Stan joined the Police in 1992 and, with his weekends affected by shifts, he played as and when he was available until 1996.
Meanwhile, Anne had started heading down to Myreside before she knew Stan.
“My friend Catriona from school down in the Borders was a cousin of the McKill family who are well-known Watsonians, so we used to watch matches sometimes,” Anne, who is originally from Earlston, explains.
“I then met Graeme in the crowded Myreside bar in September 1982 [the day Scotland played Fiji] just a couple of months before he headed off to the States.
“I had always watched rugby because my parents were members at Melrose so, after we had met, I watched some of Graeme’s games in Edinburgh if I was up for the weekend.”
After he had stopped playing due to injury, Stan helped Paul Hogarth and Roger Baird as they tried to get a Watsonians under-20 team together.
“When I left the club in around 1997 or 1998, Watsonians was fielding eight teams when they were able to get an under-20s out,” Stan said.
“They had lots of coaches around at the time and when some guys I knew asked if I would head down and help out at local club in Penicuik it seemed like a good idea.
“I did some coaching with the seniors there and then the minis when our son Ross was playing.
“Ross then moved on to play for a West Edinburgh combined team based out of Forrester before he joined Watsonians after he left school.”
Anne continues: “Ross started playing for the Fourth XV at the club and we were down watching him regularly as he started making his way in senior rugby.

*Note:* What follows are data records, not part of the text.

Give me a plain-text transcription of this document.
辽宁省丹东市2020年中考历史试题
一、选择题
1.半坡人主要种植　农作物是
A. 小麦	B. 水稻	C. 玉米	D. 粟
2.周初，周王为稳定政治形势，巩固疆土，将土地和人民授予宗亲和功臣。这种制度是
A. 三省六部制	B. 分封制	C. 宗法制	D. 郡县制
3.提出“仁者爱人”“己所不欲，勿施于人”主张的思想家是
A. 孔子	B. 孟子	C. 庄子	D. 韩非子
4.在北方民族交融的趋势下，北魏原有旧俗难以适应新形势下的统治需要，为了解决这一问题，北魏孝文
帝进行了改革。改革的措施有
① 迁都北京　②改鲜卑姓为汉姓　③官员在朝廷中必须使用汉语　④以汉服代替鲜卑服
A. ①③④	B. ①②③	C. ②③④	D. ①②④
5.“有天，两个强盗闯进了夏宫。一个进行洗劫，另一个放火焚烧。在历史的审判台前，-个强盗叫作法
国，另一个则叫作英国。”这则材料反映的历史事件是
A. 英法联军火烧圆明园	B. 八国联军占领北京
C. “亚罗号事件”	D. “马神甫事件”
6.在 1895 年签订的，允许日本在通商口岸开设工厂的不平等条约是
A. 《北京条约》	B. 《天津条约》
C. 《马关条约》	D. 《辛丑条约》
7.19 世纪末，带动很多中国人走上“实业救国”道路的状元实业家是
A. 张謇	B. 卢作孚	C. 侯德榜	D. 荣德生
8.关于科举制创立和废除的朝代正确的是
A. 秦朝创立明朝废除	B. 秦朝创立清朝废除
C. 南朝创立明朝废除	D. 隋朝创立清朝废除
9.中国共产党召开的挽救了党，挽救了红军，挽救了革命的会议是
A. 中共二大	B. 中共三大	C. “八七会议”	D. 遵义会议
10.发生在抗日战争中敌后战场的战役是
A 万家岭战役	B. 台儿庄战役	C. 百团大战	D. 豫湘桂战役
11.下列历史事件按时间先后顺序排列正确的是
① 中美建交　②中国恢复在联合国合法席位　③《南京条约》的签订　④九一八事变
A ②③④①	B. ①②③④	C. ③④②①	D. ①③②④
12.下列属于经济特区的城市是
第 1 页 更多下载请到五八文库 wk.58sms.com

“Graeme started taking water bottles on during matches and things just went from there as he became Team Manager of the Second XV and now the First XV since the Super6 has come into being.
“When Paul Di Rollo was President I started helping out with getting the advertising boards around the stand pitch in place and then I was invited onto the Committee.
“Things went from there and I have been dealing with the international tickets for quite a few years now.
“I used to enjoy watching Ross play for the club too and when he had his stint as Club Captain we were very proud.”
Ross now lives in Australia with his partner Amy and son Rueven while the Buchans also have a daughter called Hannah who is an active lacrosse player.
And, when rugby restarts later this year, Stan is keen to see as many people volunteer to help out the club.
“It takes a lot of people to run a rugby club and the more people we have around the place the better,” he said.
“In terms of matchdays, if you have got somebody running a team and helping out the coaches then it makes things a lot easier logistically and then the coaches and players can focus on the game.
“There are exciting times at the club to come and the great thing is that we cater for players of all abilities from social sides right up to the Super6 squad as well as a thriving Women’s section.
“As a result, it is the more the merrier when it comes to people offering to help out with jobs on the sidelines or away from the pitch, we all need to work together to keep things moving forward.
“It would also be great to see the numbers of young players coming to the club from GWC continue to improve when rugby returns.”